Due to its having sufficiently good mechanical properties, it is also possible to make other components from it that are subjected to greater loads, and which need only survive a limited service life, such as loops or hooks. On account of its good biodegradation characteristics, the plastic according to the invention is particularly well suited for all non-returnable uses.
Nor is premature biodegradation a cause for concern, because certain ambient conditions must prevail before the biodegradation process can be initiated.

Claims

1. A closure clip for closing tube-type or pouch-type packaging material, comprising two substantially identical limbs which span a clip plane and are connected by a connecting section, wherein the closure clip comprises a plastic and can be closed in a cold forming process.

2. The closure clip of claim 1, wherein the plastic is biodegradable.

3. The closure clip of claim 2, wherein a biodegradation accelerator is admixed with the plastic.

4. The closure clip of claim 3, wherein the biodegradation speed is adjustable.

5. The closure clip of claim 4, wherein the biodegradation speed is adjusted by altering the proportional amount of biodegradation accelerator.

6. The closure clip of claim 3, wherein the biodegradation accelerator is a pro-oxidant.

7. The closure clip of claim 5, wherein the proportion of biodegradation accelerator is in a range between 0.1% and 30.

8. The closure clip of claim 5, wherein the proportion of biodegradation accelerator is in a range between 1% and 10%.

9. The closure clip of claim 5, wherein the proportion of biodegradation accelerator is in a range between 1% and 4%.

10. The closure clip of claim 1, wherein the plastic is a thermoplastic plastic.

11. The closure clip of claim 10, wherein the plastic is polycarbonate.

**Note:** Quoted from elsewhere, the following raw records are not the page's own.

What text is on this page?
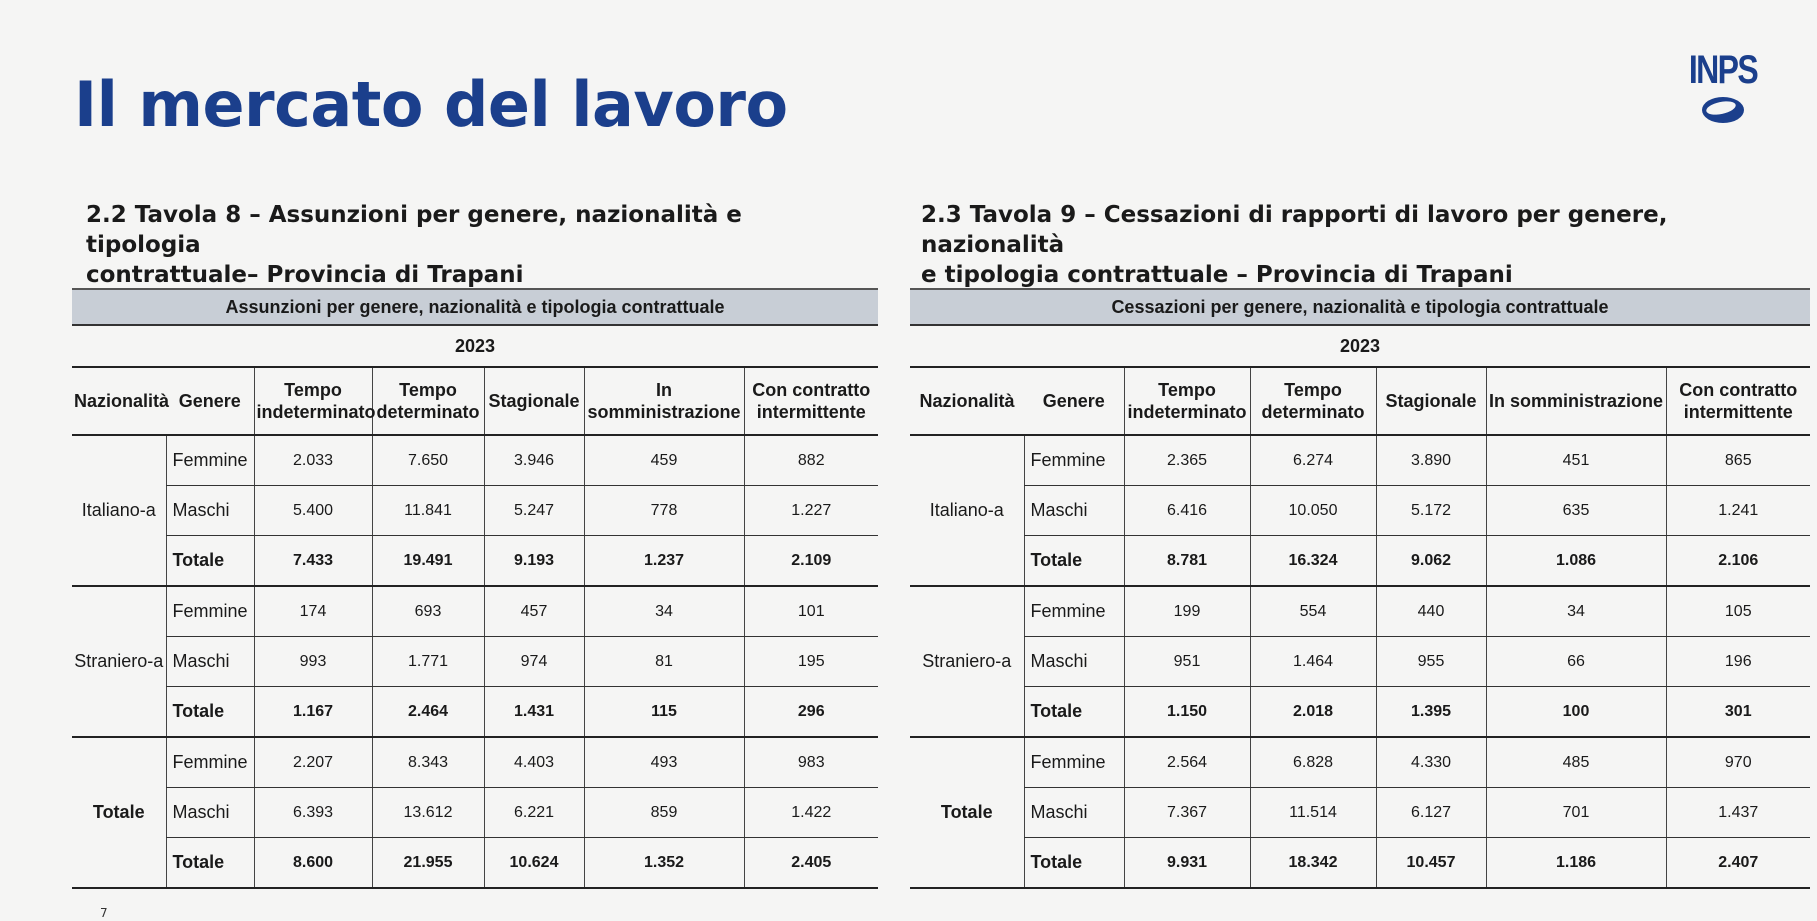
Il mercato del lavoro	INPS
2.2 Tavola 8 – Assunzioni per genere, nazionalità e tipologia
contrattuale– Provincia di Trapani
2.3 Tavola 9 – Cessazioni di rapporti di lavoro per genere, nazionalità
e tipologia contrattuale – Provincia di Trapani
Assunzioni per genere, nazionalità e tipologia contrattuale
2023
Nazionalità	Genere	Tempo indeterminato	Tempo determinato	Stagionale	In somministrazione	Con contratto intermittente
Italiano-a	Femmine	2.033	7.650	3.946	459	882
	Maschi	5.400	11.841	5.247	778	1.227
	Totale	7.433	19.491	9.193	1.237	2.109
Straniero-a	Femmine	174	693	457	34	101
	Maschi	993	1.771	974	81	195
	Totale	1.167	2.464	1.431	115	296
Totale	Femmine	2.207	8.343	4.403	493	983
	Maschi	6.393	13.612	6.221	859	1.422
	Totale	8.600	21.955	10.624	1.352	2.405
Cessazioni per genere, nazionalità e tipologia contrattuale
2023
Nazionalità	Genere	Tempo indeterminato	Tempo determinato	Stagionale	In somministrazione	Con contratto intermittente
Italiano-a	Femmine	2.365	6.274	3.890	451	865
	Maschi	6.416	10.050	5.172	635	1.241
	Totale	8.781	16.324	9.062	1.086	2.106
Straniero-a	Femmine	199	554	440	34	105
	Maschi	951	1.464	955	66	196
	Totale	1.150	2.018	1.395	100	301
Totale	Femmine	2.564	6.828	4.330	485	970
	Maschi	7.367	11.514	6.127	701	1.437
	Totale	9.931	18.342	10.457	1.186	2.407
7
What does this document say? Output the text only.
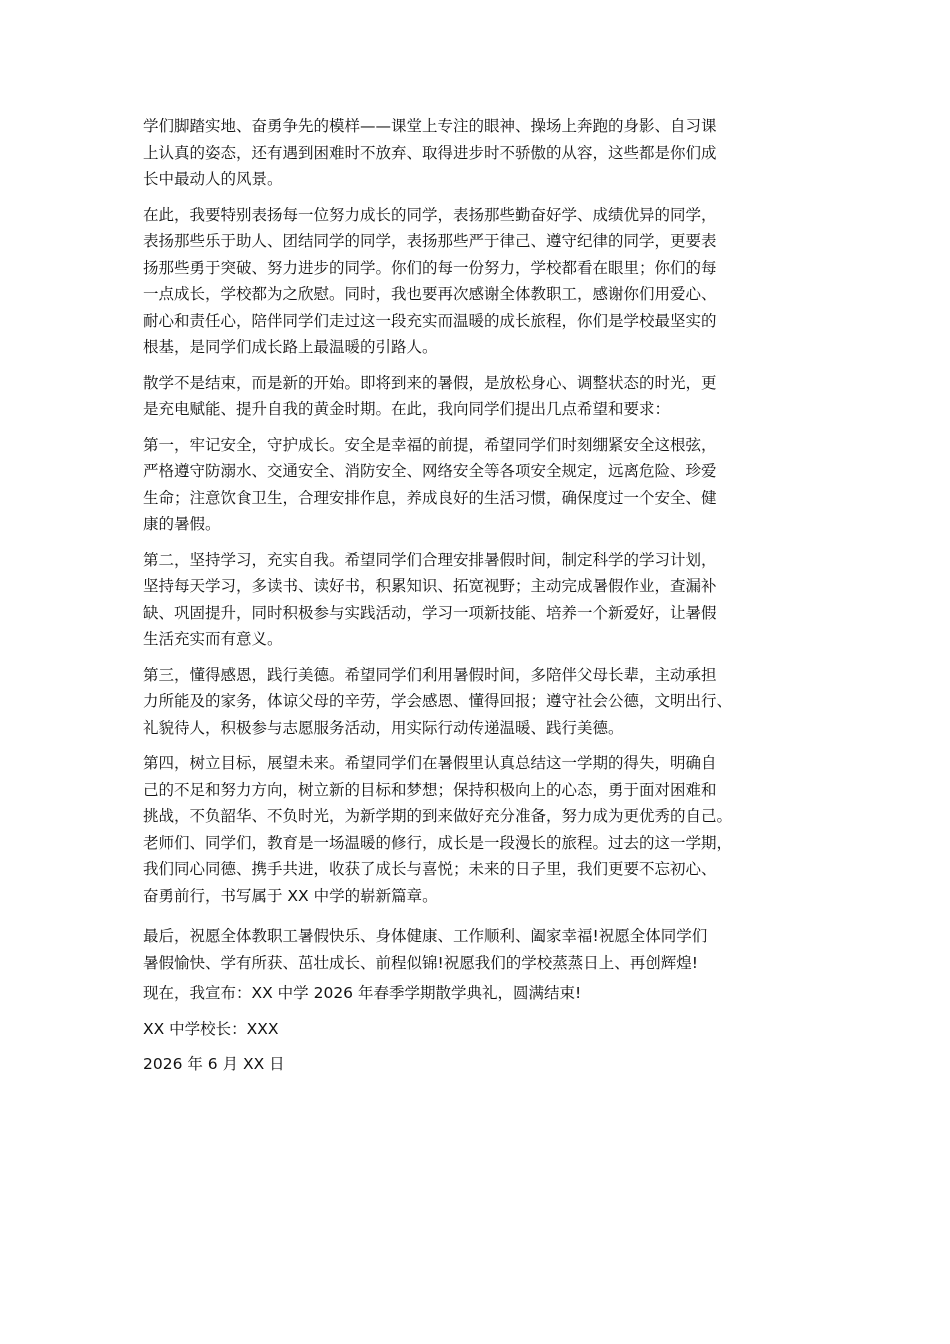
学们脚踏实地、奋勇争先的模样——课堂上专注的眼神、操场上奔跑的身影、自习课
上认真的姿态，还有遇到困难时不放弃、取得进步时不骄傲的从容，这些都是你们成
长中最动人的风景。

在此，我要特别表扬每一位努力成长的同学，表扬那些勤奋好学、成绩优异的同学，
表扬那些乐于助人、团结同学的同学，表扬那些严于律己、遵守纪律的同学，更要表
扬那些勇于突破、努力进步的同学。你们的每一份努力，学校都看在眼里；你们的每
一点成长，学校都为之欣慰。同时，我也要再次感谢全体教职工，感谢你们用爱心、
耐心和责任心，陪伴同学们走过这一段充实而温暖的成长旅程，你们是学校最坚实的
根基，是同学们成长路上最温暖的引路人。

散学不是结束，而是新的开始。即将到来的暑假，是放松身心、调整状态的时光，更
是充电赋能、提升自我的黄金时期。在此，我向同学们提出几点希望和要求：

第一，牢记安全，守护成长。安全是幸福的前提，希望同学们时刻绷紧安全这根弦，
严格遵守防溺水、交通安全、消防安全、网络安全等各项安全规定，远离危险、珍爱
生命；注意饮食卫生，合理安排作息，养成良好的生活习惯，确保度过一个安全、健
康的暑假。

第二，坚持学习，充实自我。希望同学们合理安排暑假时间，制定科学的学习计划，
坚持每天学习，多读书、读好书，积累知识、拓宽视野；主动完成暑假作业，查漏补
缺、巩固提升，同时积极参与实践活动，学习一项新技能、培养一个新爱好，让暑假
生活充实而有意义。

第三，懂得感恩，践行美德。希望同学们利用暑假时间，多陪伴父母长辈，主动承担
力所能及的家务，体谅父母的辛劳，学会感恩、懂得回报；遵守社会公德，文明出行、
礼貌待人，积极参与志愿服务活动，用实际行动传递温暖、践行美德。

第四，树立目标，展望未来。希望同学们在暑假里认真总结这一学期的得失，明确自
己的不足和努力方向，树立新的目标和梦想；保持积极向上的心态，勇于面对困难和
挑战，不负韶华、不负时光，为新学期的到来做好充分准备，努力成为更优秀的自己。
老师们、同学们，教育是一场温暖的修行，成长是一段漫长的旅程。过去的这一学期，
我们同心同德、携手共进，收获了成长与喜悦；未来的日子里，我们更要不忘初心、
奋勇前行，书写属于 XX 中学的崭新篇章。

最后，祝愿全体教职工暑假快乐、身体健康、工作顺利、阖家幸福!祝愿全体同学们
暑假愉快、学有所获、茁壮成长、前程似锦!祝愿我们的学校蒸蒸日上、再创辉煌!

现在，我宣布：XX 中学 2026 年春季学期散学典礼，圆满结束!

XX 中学校长：XXX

2026 年 6 月 XX 日
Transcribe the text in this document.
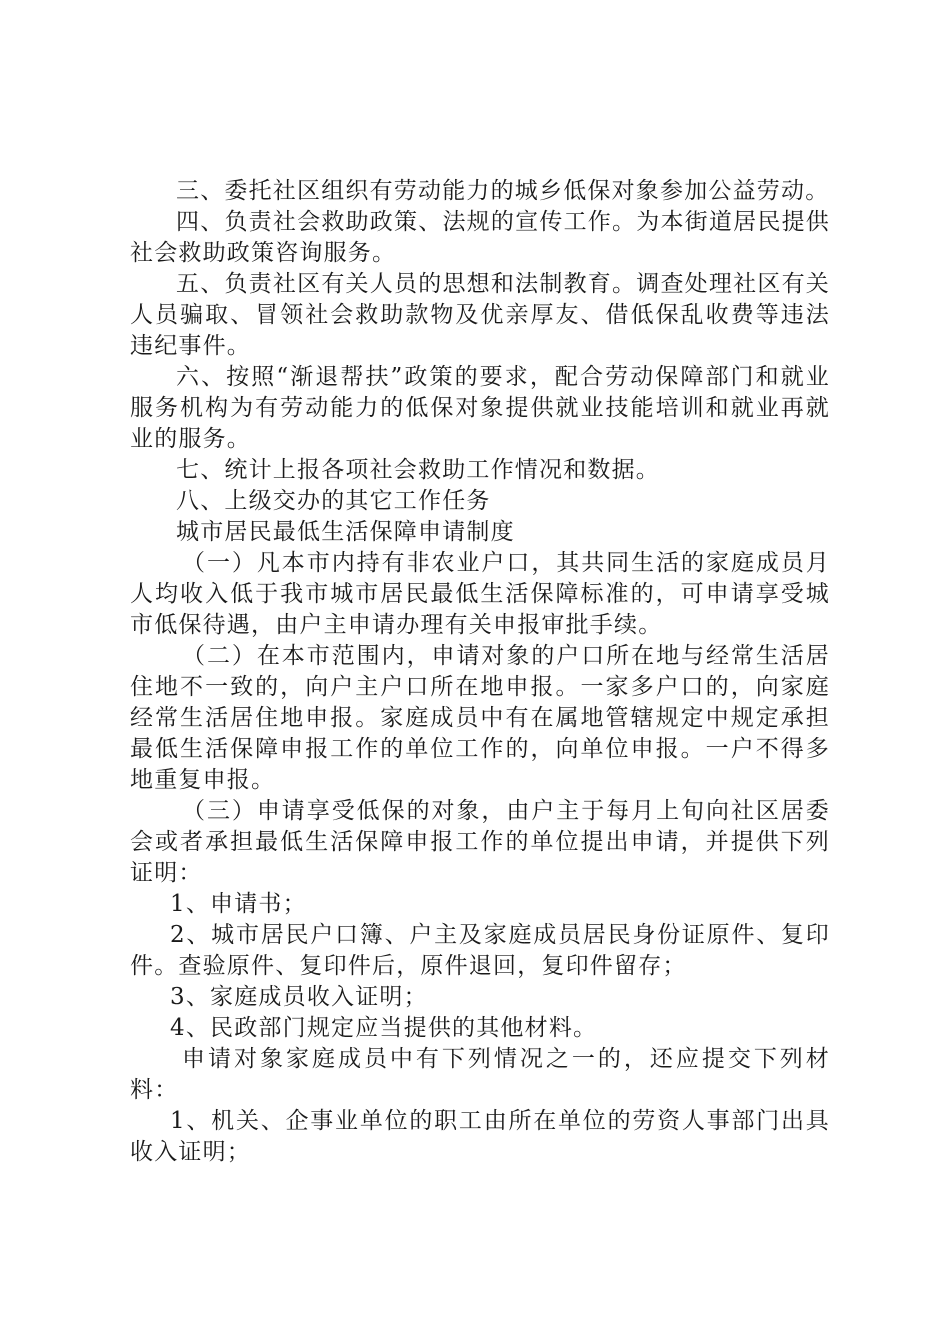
三、委托社区组织有劳动能力的城乡低保对象参加公益劳动。

四、负责社会救助政策、法规的宣传工作。为本街道居民提供社会救助政策咨询服务。

五、负责社区有关人员的思想和法制教育。调查处理社区有关人员骗取、冒领社会救助款物及优亲厚友、借低保乱收费等违法违纪事件。

六、按照“渐退帮扶”政策的要求，配合劳动保障部门和就业服务机构为有劳动能力的低保对象提供就业技能培训和就业再就业的服务。

七、统计上报各项社会救助工作情况和数据。

八、上级交办的其它工作任务

城市居民最低生活保障申请制度

（一）凡本市内持有非农业户口，其共同生活的家庭成员月人均收入低于我市城市居民最低生活保障标准的，可申请享受城市低保待遇，由户主申请办理有关申报审批手续。

（二）在本市范围内，申请对象的户口所在地与经常生活居住地不一致的，向户主户口所在地申报。一家多户口的，向家庭经常生活居住地申报。家庭成员中有在属地管辖规定中规定承担最低生活保障申报工作的单位工作的，向单位申报。一户不得多地重复申报。

（三）申请享受低保的对象，由户主于每月上旬向社区居委会或者承担最低生活保障申报工作的单位提出申请，并提供下列证明：

1、申请书；

2、城市居民户口簿、户主及家庭成员居民身份证原件、复印件。查验原件、复印件后，原件退回，复印件留存；

3、家庭成员收入证明；

4、民政部门规定应当提供的其他材料。

申请对象家庭成员中有下列情况之一的，还应提交下列材料：

1、机关、企事业单位的职工由所在单位的劳资人事部门出具收入证明；
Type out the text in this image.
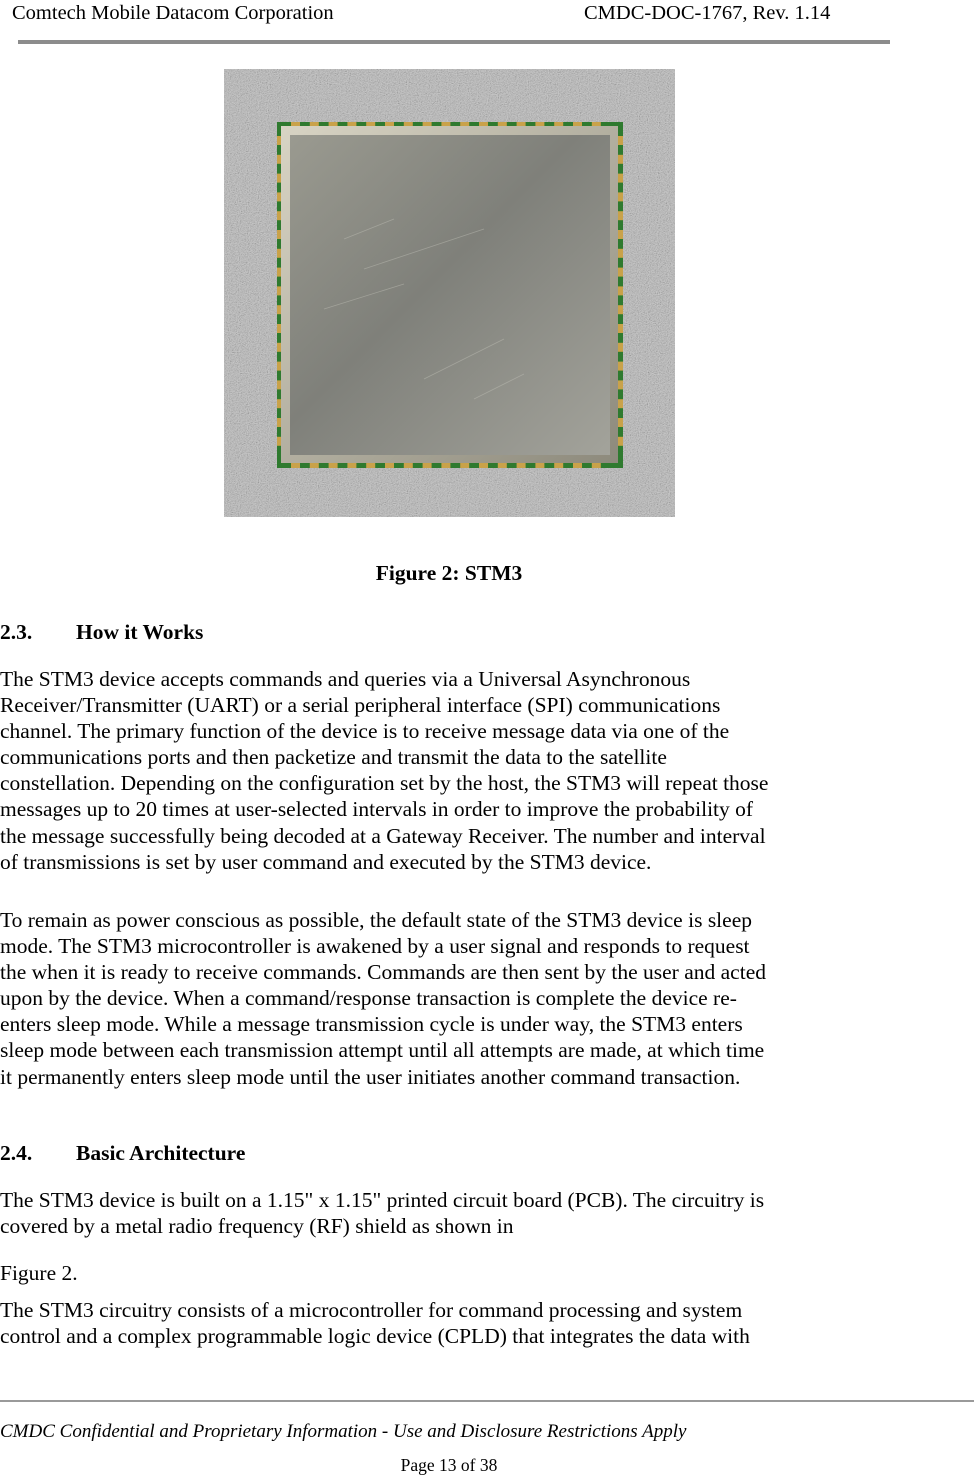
Comtech Mobile Datacom Corporation	CMDC-DOC-1767, Rev. 1.14
Figure 2: STM3
2.3. How it Works
The STM3 device accepts commands and queries via a Universal Asynchronous
Receiver/Transmitter (UART) or a serial peripheral interface (SPI) communications
channel. The primary function of the device is to receive message data via one of the
communications ports and then packetize and transmit the data to the satellite
constellation. Depending on the configuration set by the host, the STM3 will repeat those
messages up to 20 times at user-selected intervals in order to improve the probability of
the message successfully being decoded at a Gateway Receiver. The number and interval
of transmissions is set by user command and executed by the STM3 device.
To remain as power conscious as possible, the default state of the STM3 device is sleep
mode. The STM3 microcontroller is awakened by a user signal and responds to request
the when it is ready to receive commands. Commands are then sent by the user and acted
upon by the device. When a command/response transaction is complete the device re-
enters sleep mode. While a message transmission cycle is under way, the STM3 enters
sleep mode between each transmission attempt until all attempts are made, at which time
it permanently enters sleep mode until the user initiates another command transaction.
2.4. Basic Architecture
The STM3 device is built on a 1.15" x 1.15" printed circuit board (PCB). The circuitry is
covered by a metal radio frequency (RF) shield as shown in
Figure 2.
The STM3 circuitry consists of a microcontroller for command processing and system
control and a complex programmable logic device (CPLD) that integrates the data with
CMDC Confidential and Proprietary Information - Use and Disclosure Restrictions Apply
Page 13 of 38
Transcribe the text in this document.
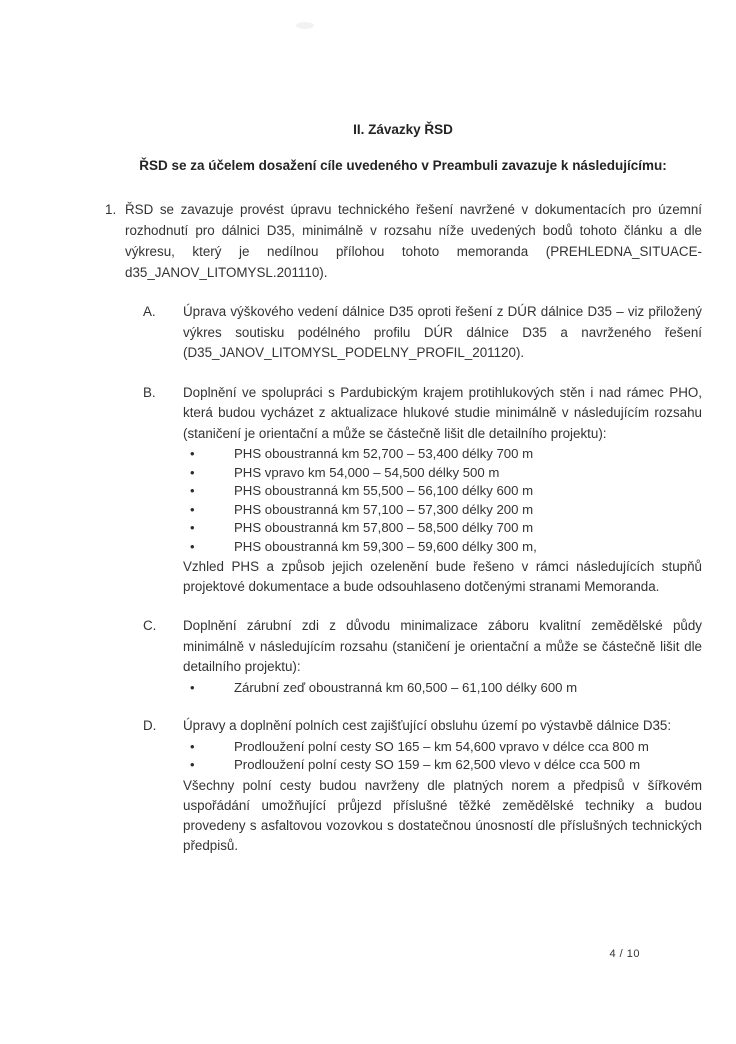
II. Závazky ŘSD
ŘSD se za účelem dosažení cíle uvedeného v Preambuli zavazuje k následujícímu:
1. ŘSD se zavazuje provést úpravu technického řešení navržené v dokumentacích pro územní rozhodnutí pro dálnici D35, minimálně v rozsahu níže uvedených bodů tohoto článku a dle výkresu, který je nedílnou přílohou tohoto memoranda (PREHLEDNA_SITUACE-d35_JANOV_LITOMYSL.201110).
A. Úprava výškového vedení dálnice D35 oproti řešení z DÚR dálnice D35 – viz přiložený výkres soutisku podélného profilu DÚR dálnice D35 a navrženého řešení (D35_JANOV_LITOMYSL_PODELNY_PROFIL_201120).

B. Doplnění ve spolupráci s Pardubickým krajem protihlukových stěn i nad rámec PHO, která budou vycházet z aktualizace hlukové studie minimálně v následujícím rozsahu (staničení je orientační a může se částečně lišit dle detailního projektu):

• PHS oboustranná km 52,700 – 53,400 délky 700 m
• PHS vpravo km 54,000 – 54,500 délky 500 m
• PHS oboustranná km 55,500 – 56,100 délky 600 m
• PHS oboustranná km 57,100 – 57,300 délky 200 m
• PHS oboustranná km 57,800 – 58,500 délky 700 m
• PHS oboustranná km 59,300 – 59,600 délky 300 m,

Vzhled PHS a způsob jejich ozelenění bude řešeno v rámci následujících stupňů projektové dokumentace a bude odsouhlaseno dotčenými stranami Memoranda.

C. Doplnění zárubní zdi z důvodu minimalizace záboru kvalitní zemědělské půdy minimálně v následujícím rozsahu (staničení je orientační a může se částečně lišit dle detailního projektu):

• Zárubní zeď oboustranná km 60,500 – 61,100 délky 600 m
D. Úpravy a doplnění polních cest zajišťující obsluhu území po výstavbě dálnice D35:

• Prodloužení polní cesty SO 165 – km 54,600 vpravo v délce cca 800 m
• Prodloužení polní cesty SO 159 – km 62,500 vlevo v délce cca 500 m

Všechny polní cesty budou navrženy dle platných norem a předpisů v šířkovém uspořádání umožňující průjezd příslušné těžké zemědělské techniky a budou provedeny s asfaltovou vozovkou s dostatečnou únosností dle příslušných technických předpisů.

4 / 10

12. The closure clip of claim 10, wherein the plastic is a polyolefin

13. The closure clip of claim 12, wherein the plastic is a polypropylene or a polyethylene.

14. A material for a closure clip for closing tube-type or pouch-type packaging material according to claim 1, wherein the material is a plastic which can be formed in a cold forming process.

15. The material of claim 14, wherein the plastic is biodegradable.

16. The material of claim 15, wherein a biodegradation accelerator is admixed with the plastic.

17. The material of claim 16, wherein the biodegradation speed is adjustable.

18. The material of claim 17, wherein the biodegradation speed is adjusted by altering the proportional amount of biodegradation accelerator.

19. The material of claim 16, wherein the biodegradation accelerator is a pro-oxidant.

20. The material of claim 17, wherein the proportion of biodegradation accelerator is in a range between 0.1% and 30%.

21. The material of claim 17, wherein the proportion of biodegradation accelerator is in a range between 1% and 10%.

22. The material of claim 17, wherein the proportion of biodegradation accelerator is in a range between 1% and 4.

23. The material of claim 14, wherein the plastic is a thermoplastic plastic.

24. The material of claim 23, wherein the plastic is polycarbonate.

25. The material of claim 23, wherein the plastic is a polyolefin

26. The material of claim 25, wherein the plastic is a polyethylene or a polypropylene.

27. A method for producing the cold-formable plastic closure clips of claim 1, comprising the steps:

feeding a plastic granulate into an extruder

extruding a stand of material

forming the strand of material into a strand consisting of connected closure clips arranged one after the other.

28. The method of claim 27, wherein a biodegradation accelerator is admixed with the plastic granulate.

29. The method of claim 28, wherein the proportion of biodegradation accelerator is in a range between 0.1% and 30%

30. The method of claim 28, wherein the proportion of biodegradation accelerator is in a range between 1% and 10%,

31. The material of claim 28, wherein the proportion of biodegradation accelerator is in a range between 1% and 4.

32. The method of claim 27, wherein the plastic is a thermoplastic plastic.

33. The method of claim 27, wherein the plastic is polycarbonate.

34. The method of claim 27, wherein the plastic is a polyolefin.

35. The method of claim 34, wherein the plastic is a polypropylene or a polyethylene.